Kanaani menambahkan bahwa Israel “sekarang harus mempertahankan diri di tanah yang mereka duduki,” dan bahwa “keseimbangan strategis telah mengalami perubahan mendasar,” yang tidak menguntungkan Israel. Setiap efek meluas dari konflik militer besar dalam perang Gaza berpotensi berubah menjadi perang di Timur Tengah yang melibatkan Hizbullah Lebanon, pendukung Iran, dan sekutu utama Israel, Amerika Serikat.
Pemimpin Hizbullah Lebanon, Sayyed Hassan Nasrallah, menyatakan bahwa serangan roket oleh Hizbullah adalah balasan atas pembunuhan komandan senior mereka, Fouad Shukr, oleh Israel pada Juli lalu, dan bahwa operasi tersebut telah “selesai sesuai rencana.” Namun, Hizbullah Lebanon akan mengevaluasi serangan militer ini, “dan jika hasilnya tidak memuaskan, maka kami berhak untuk memberikan respons lebih lanjut.”

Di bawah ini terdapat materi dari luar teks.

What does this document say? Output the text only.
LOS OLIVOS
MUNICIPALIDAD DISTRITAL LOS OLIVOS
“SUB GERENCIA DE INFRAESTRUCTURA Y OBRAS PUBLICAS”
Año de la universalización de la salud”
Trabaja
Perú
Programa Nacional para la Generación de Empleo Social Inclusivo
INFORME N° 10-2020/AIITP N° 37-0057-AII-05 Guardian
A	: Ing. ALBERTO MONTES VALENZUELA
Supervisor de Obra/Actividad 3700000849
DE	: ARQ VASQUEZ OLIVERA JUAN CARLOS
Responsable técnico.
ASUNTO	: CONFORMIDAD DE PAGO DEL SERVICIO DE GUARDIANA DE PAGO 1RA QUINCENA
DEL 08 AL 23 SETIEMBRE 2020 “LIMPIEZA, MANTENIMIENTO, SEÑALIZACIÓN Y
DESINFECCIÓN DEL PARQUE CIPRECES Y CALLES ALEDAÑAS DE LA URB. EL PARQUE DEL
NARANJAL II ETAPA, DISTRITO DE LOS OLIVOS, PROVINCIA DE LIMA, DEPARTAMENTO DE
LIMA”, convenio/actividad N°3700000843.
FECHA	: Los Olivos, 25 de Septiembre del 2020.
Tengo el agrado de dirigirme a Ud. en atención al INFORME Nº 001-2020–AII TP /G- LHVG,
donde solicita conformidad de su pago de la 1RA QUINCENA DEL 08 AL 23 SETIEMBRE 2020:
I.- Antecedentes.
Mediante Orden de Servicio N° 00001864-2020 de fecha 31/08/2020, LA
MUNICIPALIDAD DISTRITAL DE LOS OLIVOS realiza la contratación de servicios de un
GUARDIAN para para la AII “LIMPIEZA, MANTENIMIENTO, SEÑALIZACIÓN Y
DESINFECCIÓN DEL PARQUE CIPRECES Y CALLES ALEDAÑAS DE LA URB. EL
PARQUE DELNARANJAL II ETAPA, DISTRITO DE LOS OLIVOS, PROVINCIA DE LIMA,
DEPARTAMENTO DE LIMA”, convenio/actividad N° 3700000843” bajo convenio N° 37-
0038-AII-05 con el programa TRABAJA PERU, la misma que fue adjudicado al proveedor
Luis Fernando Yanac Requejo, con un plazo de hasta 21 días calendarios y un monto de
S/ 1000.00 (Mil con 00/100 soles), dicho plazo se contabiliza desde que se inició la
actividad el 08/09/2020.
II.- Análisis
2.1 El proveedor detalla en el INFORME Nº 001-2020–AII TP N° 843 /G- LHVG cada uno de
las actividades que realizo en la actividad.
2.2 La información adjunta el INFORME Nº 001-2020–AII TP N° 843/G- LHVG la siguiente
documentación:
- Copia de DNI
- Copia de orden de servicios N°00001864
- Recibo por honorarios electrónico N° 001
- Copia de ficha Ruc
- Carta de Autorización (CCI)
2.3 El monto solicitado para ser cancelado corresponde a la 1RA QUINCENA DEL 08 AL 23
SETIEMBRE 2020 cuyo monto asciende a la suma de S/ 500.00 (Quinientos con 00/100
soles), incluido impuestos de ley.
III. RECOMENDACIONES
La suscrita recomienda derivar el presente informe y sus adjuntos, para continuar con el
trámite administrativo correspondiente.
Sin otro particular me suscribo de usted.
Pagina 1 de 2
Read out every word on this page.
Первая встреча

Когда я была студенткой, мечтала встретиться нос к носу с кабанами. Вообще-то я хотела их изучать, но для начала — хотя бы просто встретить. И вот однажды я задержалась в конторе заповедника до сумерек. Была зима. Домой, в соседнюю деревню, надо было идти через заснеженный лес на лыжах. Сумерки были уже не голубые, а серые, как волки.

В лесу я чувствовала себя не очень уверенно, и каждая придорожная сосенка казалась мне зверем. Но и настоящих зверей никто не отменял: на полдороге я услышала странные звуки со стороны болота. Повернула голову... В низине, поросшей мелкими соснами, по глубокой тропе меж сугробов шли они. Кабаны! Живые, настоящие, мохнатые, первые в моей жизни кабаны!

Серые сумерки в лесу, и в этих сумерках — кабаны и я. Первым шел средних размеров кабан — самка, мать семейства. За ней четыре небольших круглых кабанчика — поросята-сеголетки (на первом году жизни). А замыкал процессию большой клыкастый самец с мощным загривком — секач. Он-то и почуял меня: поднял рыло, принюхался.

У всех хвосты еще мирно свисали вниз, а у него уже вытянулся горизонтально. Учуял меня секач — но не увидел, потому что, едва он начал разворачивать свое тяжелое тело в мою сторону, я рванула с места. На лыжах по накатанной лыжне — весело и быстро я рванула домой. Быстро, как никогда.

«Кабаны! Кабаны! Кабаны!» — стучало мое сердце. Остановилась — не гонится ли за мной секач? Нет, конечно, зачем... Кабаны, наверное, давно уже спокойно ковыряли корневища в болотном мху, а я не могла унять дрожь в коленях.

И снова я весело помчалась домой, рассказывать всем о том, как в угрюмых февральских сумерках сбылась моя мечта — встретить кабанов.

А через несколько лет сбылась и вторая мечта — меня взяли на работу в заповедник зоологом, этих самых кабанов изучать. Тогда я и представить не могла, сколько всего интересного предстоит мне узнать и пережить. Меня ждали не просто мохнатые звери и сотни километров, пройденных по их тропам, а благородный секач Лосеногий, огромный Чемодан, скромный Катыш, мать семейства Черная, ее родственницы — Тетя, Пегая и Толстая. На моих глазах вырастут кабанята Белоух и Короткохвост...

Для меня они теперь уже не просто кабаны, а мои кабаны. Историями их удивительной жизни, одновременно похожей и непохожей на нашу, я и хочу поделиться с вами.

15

Sayyed Hassan Nasrallah mengatakan bahwa sebelum Hizbullah Lebanon melancarkan serangan, Israel sudah terlebih dahulu melakukan serangan udara. Menanggapi hal ini, Perdana Menteri Israel Benjamin Netanyahu mengatakan bahwa serangan “pencegahan” tersebut telah menggagalkan kemampuan Hizbullah untuk melancarkan serangan yang lebih besar. Semua drone yang menargetkan lokasi strategis di wilayah tengah Israel berhasil ditembak jatuh.
Namun, pemimpin Hizbullah Lebanon menyatakan bahwa serangan Israel tersebut tidak efektif. Roket dan drone Hizbullah Lebanon terutama menargetkan sebuah pangkalan intelijen di dekat Tel Aviv dalam serangan militer mereka.
Menteri Luar Negeri Israel menyatakan bahwa negaranya tidak mencari perang secara menyeluruh. Namun, Perdana Menteri Israel Benjamin Netanyahu memperingatkan, “Ini belum berakhir.” Lebanon mengonfirmasi bahwa tiga orang tewas, sementara Israel melaporkan satu kematian. Kedua belah pihak mengaku senang untuk sementara waktu menghindari peningkatan ketegangan lebih lanjut, tetapi juga memperingatkan bahwa lebih banyak serangan militer mungkin masih akan terjadi.
Pada pagi 25 Agustus, Hizbullah Lebanon menembakkan ratusan roket ke Israel dan melancarkan serangan drone. Militer Israel melaporkan bahwa mereka telah mengerahkan sekitar 100 pesawat untuk menyerang Lebanon guna mencegah serangan yang lebih besar, menjadikannya salah satu konflik militer paling serius di perbatasan Israel-Lebanon dalam lebih dari sepuluh bulan terakhir. (Jhon)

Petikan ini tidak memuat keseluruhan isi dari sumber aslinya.